Klein is also famous for controlling two major music catalogs: those of Sam Cooke, and of the Rolling Stones through 1971.
But back to the Beatles. Klein did play dirty. In Steven Gaines’s great Beatles book with Peter Brown, the Beatles’ publicist, called “The Love You Make,” the authors claimed that Klein caused a scuffle during a contentious meeting that had him, Lennon and Ono on one side and Paul McCartney with his distinguished father-in-law/attorney on the other.
But time does heal all wounds, and in the end Klein got past his Beatle skirmishes. He became an excellent repackager of Cooke’s and the Stones’s catalogs.
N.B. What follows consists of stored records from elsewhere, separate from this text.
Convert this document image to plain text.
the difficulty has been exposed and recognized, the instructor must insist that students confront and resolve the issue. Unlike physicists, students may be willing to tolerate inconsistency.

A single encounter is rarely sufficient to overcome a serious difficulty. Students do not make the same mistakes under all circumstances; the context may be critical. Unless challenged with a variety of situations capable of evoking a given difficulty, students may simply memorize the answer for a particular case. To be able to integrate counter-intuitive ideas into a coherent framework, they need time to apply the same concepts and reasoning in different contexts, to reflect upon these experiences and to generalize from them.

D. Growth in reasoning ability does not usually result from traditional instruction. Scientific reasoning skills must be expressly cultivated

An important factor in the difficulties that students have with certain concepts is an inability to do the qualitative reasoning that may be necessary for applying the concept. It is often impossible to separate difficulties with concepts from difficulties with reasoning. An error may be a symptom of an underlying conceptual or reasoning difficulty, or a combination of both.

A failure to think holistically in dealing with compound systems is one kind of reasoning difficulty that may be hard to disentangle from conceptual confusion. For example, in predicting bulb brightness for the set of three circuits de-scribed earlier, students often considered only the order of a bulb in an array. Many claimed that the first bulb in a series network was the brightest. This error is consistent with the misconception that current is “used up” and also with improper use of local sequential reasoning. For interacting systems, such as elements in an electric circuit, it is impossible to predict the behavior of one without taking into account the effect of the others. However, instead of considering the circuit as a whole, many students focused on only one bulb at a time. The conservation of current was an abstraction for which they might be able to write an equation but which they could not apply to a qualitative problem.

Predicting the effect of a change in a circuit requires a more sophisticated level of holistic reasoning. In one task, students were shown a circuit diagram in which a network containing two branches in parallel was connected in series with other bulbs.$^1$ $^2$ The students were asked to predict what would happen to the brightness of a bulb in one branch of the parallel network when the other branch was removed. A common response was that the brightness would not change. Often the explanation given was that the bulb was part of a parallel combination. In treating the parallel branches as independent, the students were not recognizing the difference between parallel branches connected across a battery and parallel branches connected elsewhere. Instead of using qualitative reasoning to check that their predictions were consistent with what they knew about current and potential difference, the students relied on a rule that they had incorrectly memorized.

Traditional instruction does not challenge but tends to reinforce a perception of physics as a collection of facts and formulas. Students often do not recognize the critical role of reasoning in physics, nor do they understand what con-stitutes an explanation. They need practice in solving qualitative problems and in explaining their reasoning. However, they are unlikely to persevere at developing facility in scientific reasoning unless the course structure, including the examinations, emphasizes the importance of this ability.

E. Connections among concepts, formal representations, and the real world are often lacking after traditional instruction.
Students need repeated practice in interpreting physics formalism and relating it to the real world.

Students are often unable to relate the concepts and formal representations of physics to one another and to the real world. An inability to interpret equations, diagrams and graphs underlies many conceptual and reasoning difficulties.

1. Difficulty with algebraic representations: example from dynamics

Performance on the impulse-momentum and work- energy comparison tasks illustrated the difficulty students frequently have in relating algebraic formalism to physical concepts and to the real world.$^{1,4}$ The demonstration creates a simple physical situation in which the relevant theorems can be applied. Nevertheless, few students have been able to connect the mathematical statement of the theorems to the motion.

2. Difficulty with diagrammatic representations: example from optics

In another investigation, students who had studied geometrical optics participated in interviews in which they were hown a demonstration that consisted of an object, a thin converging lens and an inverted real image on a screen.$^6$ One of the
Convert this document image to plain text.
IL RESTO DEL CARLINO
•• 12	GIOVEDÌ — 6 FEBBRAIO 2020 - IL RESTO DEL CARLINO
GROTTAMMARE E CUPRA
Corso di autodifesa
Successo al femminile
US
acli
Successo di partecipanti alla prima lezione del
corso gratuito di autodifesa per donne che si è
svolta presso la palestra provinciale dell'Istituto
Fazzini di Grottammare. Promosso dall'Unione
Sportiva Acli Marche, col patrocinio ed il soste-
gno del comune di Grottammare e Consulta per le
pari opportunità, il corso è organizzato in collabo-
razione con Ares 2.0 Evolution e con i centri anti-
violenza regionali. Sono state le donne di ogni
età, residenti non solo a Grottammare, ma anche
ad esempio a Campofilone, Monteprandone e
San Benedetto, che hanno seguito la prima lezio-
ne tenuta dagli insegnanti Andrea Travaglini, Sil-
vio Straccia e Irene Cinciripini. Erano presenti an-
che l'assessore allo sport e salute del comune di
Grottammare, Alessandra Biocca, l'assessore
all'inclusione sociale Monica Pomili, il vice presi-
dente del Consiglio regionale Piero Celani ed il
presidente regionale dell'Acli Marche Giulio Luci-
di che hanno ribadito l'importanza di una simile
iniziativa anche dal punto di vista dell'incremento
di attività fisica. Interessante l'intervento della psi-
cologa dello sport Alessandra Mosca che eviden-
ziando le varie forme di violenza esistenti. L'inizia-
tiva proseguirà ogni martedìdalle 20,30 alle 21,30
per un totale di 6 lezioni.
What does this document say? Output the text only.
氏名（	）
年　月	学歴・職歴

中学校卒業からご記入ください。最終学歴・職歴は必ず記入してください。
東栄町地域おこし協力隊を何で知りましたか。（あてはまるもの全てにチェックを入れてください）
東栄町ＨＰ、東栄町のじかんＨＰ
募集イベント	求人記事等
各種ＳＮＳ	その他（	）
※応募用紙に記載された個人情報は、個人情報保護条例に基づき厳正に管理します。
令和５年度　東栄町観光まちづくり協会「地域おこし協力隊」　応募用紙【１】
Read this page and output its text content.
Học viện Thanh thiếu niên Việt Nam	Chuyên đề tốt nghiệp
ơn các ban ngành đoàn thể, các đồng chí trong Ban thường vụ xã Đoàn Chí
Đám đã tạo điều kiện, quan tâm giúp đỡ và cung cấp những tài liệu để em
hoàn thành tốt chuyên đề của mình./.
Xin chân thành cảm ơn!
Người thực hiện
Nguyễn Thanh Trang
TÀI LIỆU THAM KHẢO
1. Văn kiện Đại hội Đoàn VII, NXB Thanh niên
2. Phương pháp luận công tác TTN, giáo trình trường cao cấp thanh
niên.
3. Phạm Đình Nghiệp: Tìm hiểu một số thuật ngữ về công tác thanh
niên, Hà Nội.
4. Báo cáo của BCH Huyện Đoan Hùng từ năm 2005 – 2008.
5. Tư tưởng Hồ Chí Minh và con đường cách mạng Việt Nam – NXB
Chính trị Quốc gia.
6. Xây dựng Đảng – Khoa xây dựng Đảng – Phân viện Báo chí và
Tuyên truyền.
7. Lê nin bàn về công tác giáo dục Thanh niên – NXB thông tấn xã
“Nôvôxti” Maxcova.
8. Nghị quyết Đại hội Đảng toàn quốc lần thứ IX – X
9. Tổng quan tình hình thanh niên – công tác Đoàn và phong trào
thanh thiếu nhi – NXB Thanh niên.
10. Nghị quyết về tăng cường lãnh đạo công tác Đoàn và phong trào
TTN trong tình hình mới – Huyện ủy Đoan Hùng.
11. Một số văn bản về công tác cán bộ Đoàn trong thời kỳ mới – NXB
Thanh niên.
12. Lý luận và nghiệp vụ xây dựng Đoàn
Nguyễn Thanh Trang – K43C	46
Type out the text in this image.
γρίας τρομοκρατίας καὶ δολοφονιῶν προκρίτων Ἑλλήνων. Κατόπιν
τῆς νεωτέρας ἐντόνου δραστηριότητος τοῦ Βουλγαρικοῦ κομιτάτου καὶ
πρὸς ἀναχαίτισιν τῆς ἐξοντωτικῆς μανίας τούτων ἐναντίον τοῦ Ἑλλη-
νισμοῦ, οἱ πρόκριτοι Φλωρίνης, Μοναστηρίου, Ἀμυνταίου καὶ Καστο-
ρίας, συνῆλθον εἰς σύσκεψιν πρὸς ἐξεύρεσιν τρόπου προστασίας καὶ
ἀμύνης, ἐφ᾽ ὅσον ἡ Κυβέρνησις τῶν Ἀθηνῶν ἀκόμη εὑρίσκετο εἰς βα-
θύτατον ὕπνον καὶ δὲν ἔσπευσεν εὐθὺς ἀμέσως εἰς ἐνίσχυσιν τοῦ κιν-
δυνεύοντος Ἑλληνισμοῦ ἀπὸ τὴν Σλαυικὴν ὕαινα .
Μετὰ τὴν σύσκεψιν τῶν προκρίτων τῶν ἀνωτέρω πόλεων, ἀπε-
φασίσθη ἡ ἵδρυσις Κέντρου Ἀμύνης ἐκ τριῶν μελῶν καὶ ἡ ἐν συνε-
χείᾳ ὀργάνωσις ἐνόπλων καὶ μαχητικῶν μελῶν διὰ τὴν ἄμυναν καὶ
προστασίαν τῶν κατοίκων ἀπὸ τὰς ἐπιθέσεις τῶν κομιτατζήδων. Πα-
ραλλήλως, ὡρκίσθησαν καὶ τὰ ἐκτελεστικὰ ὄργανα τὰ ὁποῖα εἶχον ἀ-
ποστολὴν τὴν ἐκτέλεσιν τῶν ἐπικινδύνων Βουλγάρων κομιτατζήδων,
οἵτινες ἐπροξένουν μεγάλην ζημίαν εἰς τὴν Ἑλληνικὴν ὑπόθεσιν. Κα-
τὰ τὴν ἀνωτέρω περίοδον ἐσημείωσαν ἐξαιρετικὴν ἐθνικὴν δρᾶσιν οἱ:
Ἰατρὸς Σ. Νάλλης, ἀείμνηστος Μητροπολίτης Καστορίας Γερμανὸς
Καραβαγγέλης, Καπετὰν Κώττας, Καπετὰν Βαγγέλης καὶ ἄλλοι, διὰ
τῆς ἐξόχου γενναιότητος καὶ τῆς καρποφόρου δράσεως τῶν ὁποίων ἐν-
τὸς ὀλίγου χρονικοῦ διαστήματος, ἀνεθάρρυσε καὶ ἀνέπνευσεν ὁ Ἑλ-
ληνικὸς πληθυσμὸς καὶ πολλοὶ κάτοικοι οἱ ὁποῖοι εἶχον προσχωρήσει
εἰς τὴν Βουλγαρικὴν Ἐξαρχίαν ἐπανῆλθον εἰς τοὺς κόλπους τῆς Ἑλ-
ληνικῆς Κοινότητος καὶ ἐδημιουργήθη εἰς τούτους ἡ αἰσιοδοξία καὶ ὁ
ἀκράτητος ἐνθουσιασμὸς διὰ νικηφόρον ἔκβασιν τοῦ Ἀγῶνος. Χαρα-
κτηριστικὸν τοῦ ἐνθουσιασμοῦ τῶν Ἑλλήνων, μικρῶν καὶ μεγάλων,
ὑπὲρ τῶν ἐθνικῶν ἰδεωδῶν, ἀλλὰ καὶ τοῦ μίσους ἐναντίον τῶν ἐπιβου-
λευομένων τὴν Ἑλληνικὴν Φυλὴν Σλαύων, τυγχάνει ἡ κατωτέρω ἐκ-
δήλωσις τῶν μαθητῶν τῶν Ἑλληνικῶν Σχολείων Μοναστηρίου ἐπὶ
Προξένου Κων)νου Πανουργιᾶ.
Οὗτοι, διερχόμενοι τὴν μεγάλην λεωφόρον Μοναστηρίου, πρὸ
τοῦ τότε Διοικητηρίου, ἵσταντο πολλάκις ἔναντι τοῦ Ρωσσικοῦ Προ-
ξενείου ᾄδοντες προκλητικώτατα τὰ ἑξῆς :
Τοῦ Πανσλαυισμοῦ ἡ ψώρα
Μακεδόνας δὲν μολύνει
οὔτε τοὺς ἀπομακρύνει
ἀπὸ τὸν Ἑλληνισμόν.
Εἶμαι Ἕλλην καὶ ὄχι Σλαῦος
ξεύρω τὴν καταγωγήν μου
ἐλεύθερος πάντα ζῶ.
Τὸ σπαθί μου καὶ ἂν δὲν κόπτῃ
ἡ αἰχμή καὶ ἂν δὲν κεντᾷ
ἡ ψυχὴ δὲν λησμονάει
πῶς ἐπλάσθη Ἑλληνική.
His company, ABKCO Music & Records, also released Phil Spector’s famous “Back to Mono” box set. Regardless of what Spector has done in his later life, “BMono” remains a seminal document in pop music history.
I have to credit Klein for telling me something very important back around 1990. He pointed out out that because of the Songwriters’ Act of 1927, John Lennon’s heirs would receive larger portions of his publishing royalties than Paul McCartney once their copyrights came up for renewal. He was right, and the law has always vexed Paul, who gets less for songs like “Yesterday” than Ono and Sean Lennon.
ABKCO also released one of the great pop records of all time, “96 Tears,” by Question Mark and the Mysterians. You can see it on their website, www.abkco.com. Allen Klein, rest in peace.